J’espère que les gens vont beaucoup plus acheter des œuvres en ligne et qu’en Afrique, comme ils sont encore dans le support physique, il va s’acheter pour que j’essaie d’équilibrer mes dépenses. Je prie Dieu pour cela. Et même si ce n’est pas le cas, si c’est un bouillon commercial, c’est que c’est un succès artistique, je vais m’en contenter.

 Qu’est-ce qui justifie votre retour sur la scène musicale après ce long silence, êtes-vous fatigué des batailles liées au droit d’auteur ?

Non ! Le temps est propice. Les batailles du droit d’auteur, vous pouvez en être rassuré, je serai toujours l’ardent combattant des droits spoliés des artistes du monde entier. Je suis aujourd’hui, membre du comité exécutif de l’Alliance panafricaine des auteurs-compositeurs. J’en suis le porte-parole africain. Nous avons notre Assemblée générale au Burkina-Faso le mois prochain et j’espère que notre équipe sera reconduite. Nous avons créé un pôle de lobbying dans tous les pays africains pour pouvoir faire pression sur les décideurs afin de mieux défendre nos droits.
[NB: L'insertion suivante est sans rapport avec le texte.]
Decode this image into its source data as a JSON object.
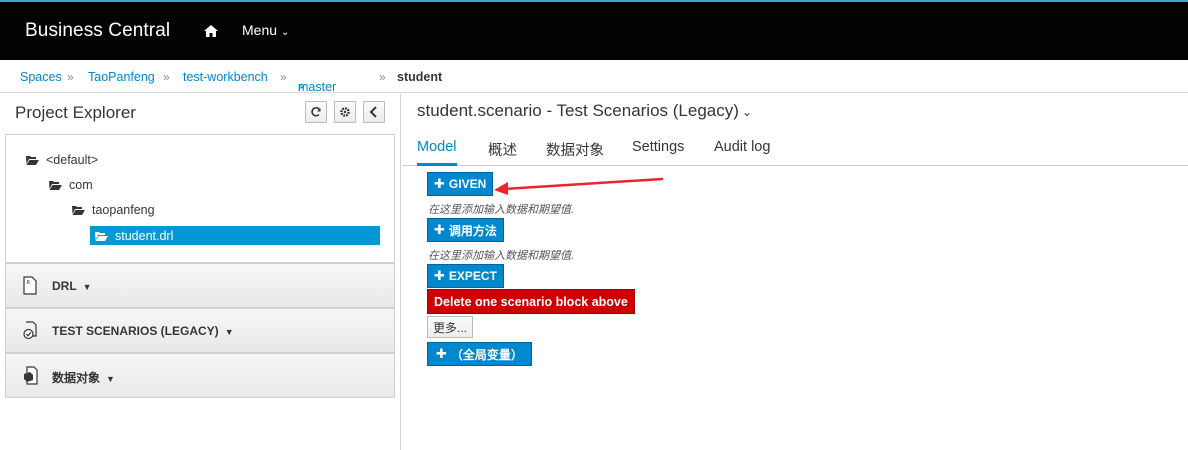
{
  "app": {
    "title": "Business Central",
    "menu_label": "Menu"
  },
  "breadcrumb": {
    "items": [
      "Spaces",
      "TaoPanfeng",
      "test-workbench"
    ],
    "branch": "master",
    "current": "student"
  },
  "explorer": {
    "title": "Project Explorer",
    "tree": [
      "<default>",
      "com",
      "taopanfeng",
      "student.drl"
    ],
    "sections": [
      "DRL",
      "TEST SCENARIOS (LEGACY)",
      "数据对象"
    ]
  },
  "editor": {
    "title": "student.scenario - Test Scenarios (Legacy)",
    "tabs": [
      "Model",
      "概述",
      "数据对象",
      "Settings",
      "Audit log"
    ],
    "given_label": "GIVEN",
    "given_hint": "在这里添加输入数据和期望值.",
    "call_label": "调用方法",
    "call_hint": "在这里添加输入数据和期望值.",
    "expect_label": "EXPECT",
    "delete_label": "Delete one scenario block above",
    "more_label": "更多...",
    "globals_label": "（全局变量）"
  },
  "colors": {
    "accent": "#0088ce",
    "danger": "#cc0000",
    "selected": "#0099d3",
    "annotation": "#e8262d"
  }
}
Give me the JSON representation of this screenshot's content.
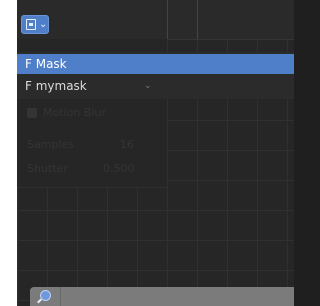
{
  "header": {
    "editor_type_icon": "image-editor-icon",
    "dropdown_icon": "chevron-down-icon"
  },
  "mask_menu": {
    "items": [
      {
        "label": "F Mask",
        "selected": true
      },
      {
        "label": "F mymask",
        "selected": false
      }
    ]
  },
  "panel": {
    "motion_blur_label": "Motion Blur",
    "samples_label": "Samples",
    "samples_value": "16",
    "shutter_label": "Shutter",
    "shutter_value": "0.500"
  },
  "footer": {
    "search_icon": "search-icon"
  },
  "colors": {
    "accent": "#4f7fc9",
    "background": "#262626",
    "footer": "#7b7b7b"
  }
}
Donc, je reste un ardent défenseur des droits des artistes au niveau africain et international. Je ne vais pas laisser ce combat parce qu’il y va de l’avenir des futures générations de musiciens africains et que nous devons écrire l’histoire pour que nos vies ne soient pas vécues en vain. Si on se bat aujourd’hui au Cameroun, je ne pense pas que c’est pour nous, mais pour nos enfants.